The Clia UK boss tells Sam Ballard how the organisation is steering cruise lines in the right direction when it comes to environmental protection
There is arguably no bigger challenge to the cruise sector right now than sustainability. Whether it’s single-use plastics, fuel type or any other number of topics – cruise, as with many other sectors of the travel industry, is under the microscope.
However, the industry is doing a lot of work in this space. From the proposed $5 billion joint fund for research and development, to the International Maritime Organization’s ruling that fuel types can only have a maximum sulphur content of 0.5 per cent (down from 3.5 per cent). So, with that level of investment and legislation being delivered, it’s crucial that the messaging is there, too. This is where the likes of Cia comes in. The organisation is the conduit between cruise line and trade and so is a good first port of call when it comes to finding out more about the industry’s sustainability initiatives. We sat down with Andy Harmer, the organisation’s UK boss, to find out more.
Are cruise lines acting quickly enough to cut out single-use plastic?
Sustainability is integral to how the cruise industry operates, and cruise lines are constantly looking at ways to protect the environment. Cutting single-use plastic is one such example. Many cruise lines have already committed to significantly reducing or completely eliminating single-use plastic onboard, in ways such as using refillable toiletries in cabins, banishing plastic straws and giving guests plastic-free water bottles.
How does cruise change the negative image surrounding its environmental impact?
While cruise lines only represent less than 1 per cent of the global shipping fleet, the cruise industry is at the vanguard of measures being taken to improve the environmental impact of shipping.
CLIA’s areas of focus for environmental improvements include: improving fuel standards to reduce emissions, investing in new technologies and designs to transform the global fleet’s efficiency and performance, and collaborating with leading national and international organisations to advance sustainability efforts.
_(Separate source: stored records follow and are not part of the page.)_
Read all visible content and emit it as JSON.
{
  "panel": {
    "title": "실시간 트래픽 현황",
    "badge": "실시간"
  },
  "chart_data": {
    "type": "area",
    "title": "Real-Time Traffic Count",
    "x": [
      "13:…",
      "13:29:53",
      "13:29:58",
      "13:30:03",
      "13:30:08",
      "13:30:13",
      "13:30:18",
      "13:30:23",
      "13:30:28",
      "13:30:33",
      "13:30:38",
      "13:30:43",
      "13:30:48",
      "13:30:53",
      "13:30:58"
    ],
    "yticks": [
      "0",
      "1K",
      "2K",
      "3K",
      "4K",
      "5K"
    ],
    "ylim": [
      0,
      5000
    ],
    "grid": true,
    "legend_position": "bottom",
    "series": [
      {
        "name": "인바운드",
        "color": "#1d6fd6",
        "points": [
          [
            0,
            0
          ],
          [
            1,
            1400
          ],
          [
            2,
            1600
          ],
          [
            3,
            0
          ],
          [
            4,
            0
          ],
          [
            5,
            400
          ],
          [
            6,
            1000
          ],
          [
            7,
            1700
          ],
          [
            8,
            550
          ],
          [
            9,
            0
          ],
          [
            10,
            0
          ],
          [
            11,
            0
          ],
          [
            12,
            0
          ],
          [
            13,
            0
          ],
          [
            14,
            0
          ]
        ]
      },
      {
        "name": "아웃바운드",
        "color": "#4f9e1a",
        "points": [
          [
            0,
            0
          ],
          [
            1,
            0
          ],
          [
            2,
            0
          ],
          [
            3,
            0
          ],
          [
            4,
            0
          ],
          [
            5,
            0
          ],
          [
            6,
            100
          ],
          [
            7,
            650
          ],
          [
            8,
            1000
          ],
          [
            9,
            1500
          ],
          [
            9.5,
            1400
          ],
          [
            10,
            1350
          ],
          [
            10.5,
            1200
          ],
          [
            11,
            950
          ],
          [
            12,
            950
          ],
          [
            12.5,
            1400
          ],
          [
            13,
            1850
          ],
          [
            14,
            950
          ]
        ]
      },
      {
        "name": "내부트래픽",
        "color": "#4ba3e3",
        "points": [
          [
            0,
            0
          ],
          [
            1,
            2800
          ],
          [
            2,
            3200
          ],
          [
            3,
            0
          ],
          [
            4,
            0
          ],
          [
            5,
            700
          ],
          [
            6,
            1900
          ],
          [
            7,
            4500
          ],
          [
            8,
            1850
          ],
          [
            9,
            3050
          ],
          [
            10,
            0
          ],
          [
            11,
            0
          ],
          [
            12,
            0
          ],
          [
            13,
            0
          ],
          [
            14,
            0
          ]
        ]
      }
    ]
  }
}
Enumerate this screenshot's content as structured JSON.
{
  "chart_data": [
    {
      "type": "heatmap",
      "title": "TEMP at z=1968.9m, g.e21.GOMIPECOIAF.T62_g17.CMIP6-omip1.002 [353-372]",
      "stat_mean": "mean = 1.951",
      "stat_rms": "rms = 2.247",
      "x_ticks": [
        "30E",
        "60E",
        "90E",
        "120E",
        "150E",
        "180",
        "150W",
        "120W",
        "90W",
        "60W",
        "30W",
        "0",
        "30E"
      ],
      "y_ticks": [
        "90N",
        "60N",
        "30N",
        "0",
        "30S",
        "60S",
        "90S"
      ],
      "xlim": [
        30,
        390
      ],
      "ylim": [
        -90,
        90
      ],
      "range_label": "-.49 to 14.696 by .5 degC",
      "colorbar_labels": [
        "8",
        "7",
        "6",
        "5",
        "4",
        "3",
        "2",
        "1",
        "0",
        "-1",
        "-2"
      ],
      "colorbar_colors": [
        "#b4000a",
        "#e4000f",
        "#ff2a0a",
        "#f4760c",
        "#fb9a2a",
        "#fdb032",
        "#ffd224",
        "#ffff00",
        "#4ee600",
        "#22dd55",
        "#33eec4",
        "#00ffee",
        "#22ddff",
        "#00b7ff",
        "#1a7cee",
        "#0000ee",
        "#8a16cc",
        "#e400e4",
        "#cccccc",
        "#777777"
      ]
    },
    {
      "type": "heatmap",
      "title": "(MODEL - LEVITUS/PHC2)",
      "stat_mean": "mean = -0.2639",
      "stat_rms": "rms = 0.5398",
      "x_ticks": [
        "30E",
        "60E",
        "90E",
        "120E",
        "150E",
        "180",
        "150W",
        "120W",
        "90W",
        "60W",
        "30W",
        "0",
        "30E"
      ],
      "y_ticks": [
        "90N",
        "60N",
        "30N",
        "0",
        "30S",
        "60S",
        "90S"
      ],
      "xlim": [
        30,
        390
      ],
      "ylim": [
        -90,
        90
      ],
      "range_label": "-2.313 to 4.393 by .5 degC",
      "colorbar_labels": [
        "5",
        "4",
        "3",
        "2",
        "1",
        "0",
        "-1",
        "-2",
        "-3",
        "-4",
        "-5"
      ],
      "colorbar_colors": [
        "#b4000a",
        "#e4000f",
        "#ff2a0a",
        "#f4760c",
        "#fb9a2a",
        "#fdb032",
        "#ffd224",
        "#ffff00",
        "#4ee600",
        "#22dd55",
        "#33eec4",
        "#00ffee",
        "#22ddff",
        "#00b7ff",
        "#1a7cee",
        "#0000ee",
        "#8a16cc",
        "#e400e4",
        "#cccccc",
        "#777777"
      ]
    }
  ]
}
In many of these areas, great work has already been achieved. CLIA cruise lines have invested more than £16 billion in the development of new energy-efficient technologies and cleaner fuels, such as the use of liquefied natural gas (LNG) for a ship’s propulsion which burns cleaner than any other fossil fuel. Furthermore, in 2018, CLIA cruise lines made the first-ever industry-wide emissions commitment, pledging to reduce the rate of carbon emissions across the fleet by 40 per cent by 2030.
In what ways can cruise lines help combat over tourism in certain destinations?
Responsible tourism means respecting the destinations we visit. While cruising represents a fraction of the tourism market, we are playing our part and CLIA partners with local governments and communities to agree solutions appropriate to local circumstances.
Dubrovnik offers a model approach – in 2019 CLIA signed Memorandum of Understanding with Dubrovnik including: collaborating on 2020 berthing policy to manage visitor flow, exploring visitor routes outside the Old Town, and supporting the Mayor’s ‘Respect the City’ programme.The Dubrovnik partnership is testament to cruise industry’s commitment to collaborate with communities and preserve the culture and heritage of destinations we visit
What are the new IMO rules and how is CLIA/CLIA cruise lines preparing for them?
As of 1 January 2020, the International Maritime Organisation (IMO) has stated that ships must use fuel with a maximum sulphur content of 0.5 per cent, compared with the previous 3.5 per cent. This rule affects the whole maritime industry. This will be made possible by innovative technologies in ship design and propulsion, including advances like LNG and initiatives like exhaust gas cleaning systems (scrubbers).
How will the $5 billion sustainability fund be used?
At the end of 2019, several members of the global maritime shipping industry, including CLIA, submitted a proposal to the IMO to voluntarily establish the world’s first industry-led, collaborativeresearch and development programme. The proposal includes core funding from shipping companies across the globe of about $5 billion over a 10-year period. This programme, if accepted by the IMO, would pave the way for decarbonisation of shipping, including cruise ships, by accelerating the development of commercially viable zero carbon-emission ships by the early 2030s.
What can the industry do to make more ports embrace shore side power?
Shore-side power allows a ship to have shore-side electrical power at berth, meaning its main and auxiliary engines can shut down, reducing overall emissions whilst in port. Currently 30 per cent of the global fleet capacity are fitted to operate on shore-side electricity (up 10 per cent from 2018) and 88 per cent of new ships to be fitted with such systems. There are 16 ports worldwide where cruise ships can operate on shore-side electricity, and construction of a new shore power plant that will power three ships simultaneously is underway in Bergen.
Do you think we could ever see a carbon neutral ocean-going cruise ship?
There are constant advancements in technologies which contribute towards the cruise industry achieving its goal to reduce the rate of carbon emissions by 40 per cent by 2030. Five to ten years ago, technologies such as scrubbers, shore-side power capabilities and LNG as fuel for cruise ships did not exist. Ultimately, the cruise industry is committed to supporting work aimed at achieving the IMO’s target of zero emissions across the maritime industry.